The group “attacks” targets exclusively through email, compromising the accounts of those, such as legal counsel, executives, and outside consultants, who have non-public information on mergers and acquisitions and major marketing moves. 

FIN4 doesn't attempt to infect targets with malware, but rather, using “sophisticated phishing schemes," aims to obtain usernames and passwords that will allow them to access targets' email accounts. 

“They take a legitimate document and weaponize it,” Weedon said. "They can then view private correspondence and “start injecting themselves into the conversation.”

The scheme is particularly hard to detect because it does not involve malware and because the weaponized documents are recognized by victims as documents that they have worked on or are legitimate parts of correspondence among participants in a deal or marketing move. 

FireEye feels certain that the bad actors behind the effort are attempting to manipulate the market. 

“There's no other alternative that we can think of that they can do than to game the system,” said Weedon, who noted that the sophistication and specificity of the social engineering indicates that the miscreants are or were likely Wall Street insiders or were in investment banking.
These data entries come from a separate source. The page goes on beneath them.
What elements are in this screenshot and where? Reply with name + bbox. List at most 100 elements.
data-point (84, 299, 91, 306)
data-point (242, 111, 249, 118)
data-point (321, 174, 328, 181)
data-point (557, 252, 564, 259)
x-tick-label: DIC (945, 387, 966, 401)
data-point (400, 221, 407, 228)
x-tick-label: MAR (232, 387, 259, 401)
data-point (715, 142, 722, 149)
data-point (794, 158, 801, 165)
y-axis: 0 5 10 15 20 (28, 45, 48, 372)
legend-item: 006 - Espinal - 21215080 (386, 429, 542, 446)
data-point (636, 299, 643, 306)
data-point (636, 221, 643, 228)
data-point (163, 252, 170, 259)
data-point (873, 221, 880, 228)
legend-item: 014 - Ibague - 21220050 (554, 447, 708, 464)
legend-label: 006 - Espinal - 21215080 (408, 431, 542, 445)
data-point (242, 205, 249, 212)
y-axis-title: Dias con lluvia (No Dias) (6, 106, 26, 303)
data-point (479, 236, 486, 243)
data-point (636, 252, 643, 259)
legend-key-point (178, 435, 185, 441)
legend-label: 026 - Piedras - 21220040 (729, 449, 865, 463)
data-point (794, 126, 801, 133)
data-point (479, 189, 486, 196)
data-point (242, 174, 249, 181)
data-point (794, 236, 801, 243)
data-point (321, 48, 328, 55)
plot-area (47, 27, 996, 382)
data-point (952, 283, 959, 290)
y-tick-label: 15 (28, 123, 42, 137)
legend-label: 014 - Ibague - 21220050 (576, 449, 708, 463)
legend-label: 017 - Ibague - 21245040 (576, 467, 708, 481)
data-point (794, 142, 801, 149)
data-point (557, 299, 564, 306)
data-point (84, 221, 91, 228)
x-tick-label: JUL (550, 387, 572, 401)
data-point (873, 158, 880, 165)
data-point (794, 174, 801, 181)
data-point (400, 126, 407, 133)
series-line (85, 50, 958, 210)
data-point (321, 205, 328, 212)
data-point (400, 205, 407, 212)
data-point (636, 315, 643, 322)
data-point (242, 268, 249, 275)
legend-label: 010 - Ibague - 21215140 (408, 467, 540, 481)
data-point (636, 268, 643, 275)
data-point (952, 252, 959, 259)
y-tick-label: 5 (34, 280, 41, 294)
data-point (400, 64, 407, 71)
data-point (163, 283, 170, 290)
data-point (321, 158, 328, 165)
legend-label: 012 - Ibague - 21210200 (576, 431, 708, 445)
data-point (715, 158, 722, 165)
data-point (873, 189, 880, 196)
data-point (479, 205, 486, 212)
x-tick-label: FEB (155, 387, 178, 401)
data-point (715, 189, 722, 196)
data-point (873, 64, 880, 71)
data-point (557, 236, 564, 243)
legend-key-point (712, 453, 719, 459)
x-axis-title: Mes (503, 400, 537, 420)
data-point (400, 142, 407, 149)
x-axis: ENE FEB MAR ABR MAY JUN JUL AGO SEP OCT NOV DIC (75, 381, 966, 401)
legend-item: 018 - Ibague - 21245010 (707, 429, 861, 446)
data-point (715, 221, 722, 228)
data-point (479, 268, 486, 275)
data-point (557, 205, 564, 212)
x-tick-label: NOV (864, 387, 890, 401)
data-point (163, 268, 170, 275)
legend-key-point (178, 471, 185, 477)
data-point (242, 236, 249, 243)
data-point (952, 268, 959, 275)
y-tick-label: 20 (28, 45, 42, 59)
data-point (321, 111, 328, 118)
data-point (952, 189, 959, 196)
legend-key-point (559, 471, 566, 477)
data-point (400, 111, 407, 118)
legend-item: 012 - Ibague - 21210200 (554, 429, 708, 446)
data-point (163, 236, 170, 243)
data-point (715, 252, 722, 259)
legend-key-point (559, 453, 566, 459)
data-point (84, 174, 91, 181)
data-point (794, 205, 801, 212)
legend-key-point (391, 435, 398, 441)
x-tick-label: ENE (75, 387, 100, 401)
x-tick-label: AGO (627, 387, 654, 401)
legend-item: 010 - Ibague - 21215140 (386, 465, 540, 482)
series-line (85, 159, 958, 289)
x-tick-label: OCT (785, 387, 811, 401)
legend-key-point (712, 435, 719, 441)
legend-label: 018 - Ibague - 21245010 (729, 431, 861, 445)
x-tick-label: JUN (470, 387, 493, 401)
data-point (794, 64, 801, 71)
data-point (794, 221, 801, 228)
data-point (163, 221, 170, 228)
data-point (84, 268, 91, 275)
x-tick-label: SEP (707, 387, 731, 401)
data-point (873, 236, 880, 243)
FireEye can't determine if the information garnered has been used to cheat the system — or to what extent, the company noted that 68 percent of the targeted companies are publicly traded healthcare and pharmaceutical entities. 

The security firm has turned its findings over to law enforcement authorities and “the ball is in their court,” said Weedon. 

While the infiltration is difficult to detect because FIN4 “doesn't drop malware on victims,” Weedon said there are a couple of ways companies can protect themselves. 

“IT can disable macros by default,” she said. And, FireEye “has issued indicators” to help companies spot FIN4 activity.